Since in a competitive industry, each firm sells only a small fraction of the entire industry sales, how much output the firm decides to sell will have no effect on the market price.
The market price is determined by the industry demand and supply curves. Thus, the competitive firm is a price-taker.The firm’s production will have no effect on the price of the product. Often we will want to distinguish between market demand curves and the demand curves that individual firm faces.
Because the firm is a price-taker, the demand curve, d; facing an individual firm is given by a horizontal line. Fig. 8.2(a) shows individual firm’s demand curve at a price of £4 per bushel of wheat. The vertical axis measures price and the horizontal axis measures output of wheat.

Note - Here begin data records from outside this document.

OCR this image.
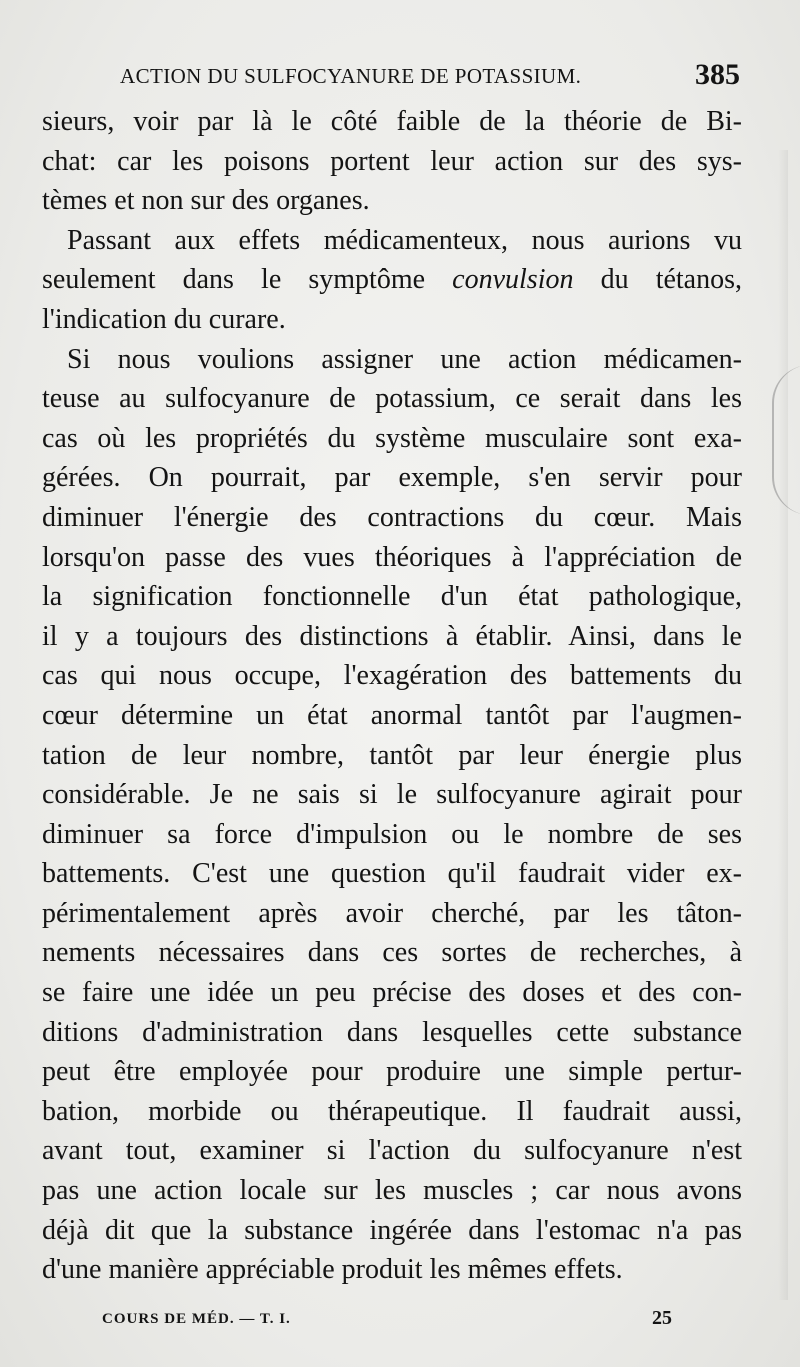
ACTION DU SULFOCYANURE DE POTASSIUM.	385
sieurs, voir par là le côté faible de la théorie de Bi-
chat: car les poisons portent leur action sur des sys-
tèmes et non sur des organes.
Passant aux effets médicamenteux, nous aurions vu
seulement dans le symptôme convulsion du tétanos,
l'indication du curare.
Si nous voulions assigner une action médicamen-
teuse au sulfocyanure de potassium, ce serait dans les
cas où les propriétés du système musculaire sont exa-
gérées. On pourrait, par exemple, s'en servir pour
diminuer l'énergie des contractions du cœur. Mais
lorsqu'on passe des vues théoriques à l'appréciation de
la signification fonctionnelle d'un état pathologique,
il y a toujours des distinctions à établir. Ainsi, dans le
cas qui nous occupe, l'exagération des battements du
cœur détermine un état anormal tantôt par l'augmen-
tation de leur nombre, tantôt par leur énergie plus
considérable. Je ne sais si le sulfocyanure agirait pour
diminuer sa force d'impulsion ou le nombre de ses
battements. C'est une question qu'il faudrait vider ex-
périmentalement après avoir cherché, par les tâton-
nements nécessaires dans ces sortes de recherches, à
se faire une idée un peu précise des doses et des con-
ditions d'administration dans lesquelles cette substance
peut être employée pour produire une simple pertur-
bation, morbide ou thérapeutique. Il faudrait aussi,
avant tout, examiner si l'action du sulfocyanure n'est
pas une action locale sur les muscles ; car nous avons
déjà dit que la substance ingérée dans l'estomac n'a pas
d'une manière appréciable produit les mêmes effets.
COURS DE MÉD. — T. I.	25
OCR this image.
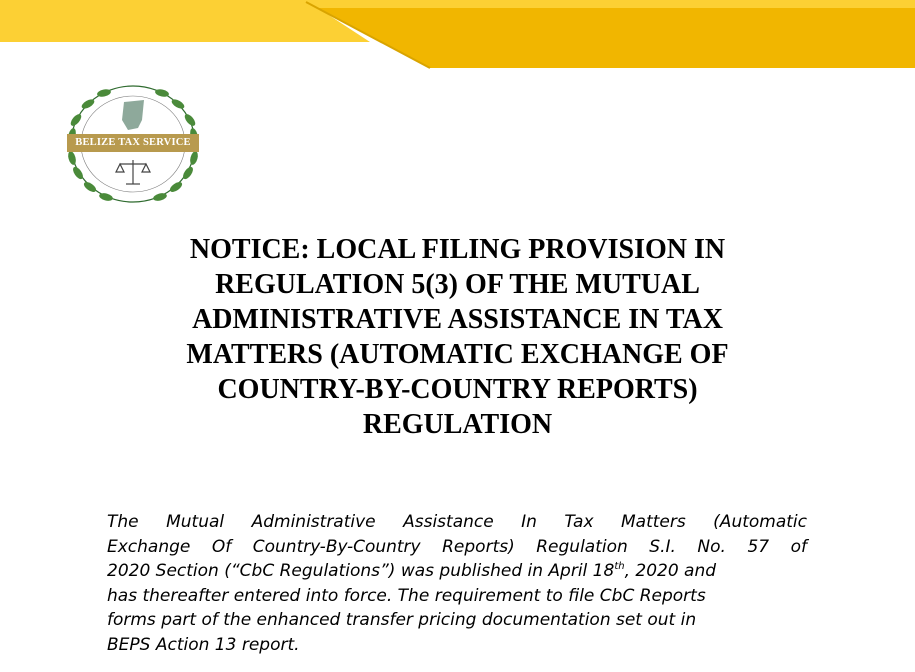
BELIZE TAX SERVICE
NOTICE: LOCAL FILING PROVISION IN
REGULATION 5(3) OF THE MUTUAL
ADMINISTRATIVE ASSISTANCE IN TAX
MATTERS (AUTOMATIC EXCHANGE OF
COUNTRY-BY-COUNTRY REPORTS)
REGULATION
The Mutual Administrative Assistance In Tax Matters (Automatic
Exchange Of Country-By-Country Reports) Regulation S.I. No. 57 of
2020 Section (“CbC Regulations”) was published in April 18th, 2020 and
has thereafter entered into force. The requirement to file CbC Reports
forms part of the enhanced transfer pricing documentation set out in
BEPS Action 13 report.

Compare the demand curve facing the firm in Fig. 8.2(a), with the market demand curve in Fig. 8.2(b). The market demand curve, D, shows how much wheat all consumers will buy at each possible price.
The market demand curve is downward-sloping because consumers buy more wheat at a lower price. The demand curve, d, facing the firm is horizontal because the firm’s sales will have no effect on the price. Price is determined by the interaction of all firms and consumers in the market, not by the output decision of a single firm.
The demand curve, d, facing an individual firm in a competitive market is both its average revenue curve and its marginal revenue curve. Along this demand curve, marginal revenue and price is equal.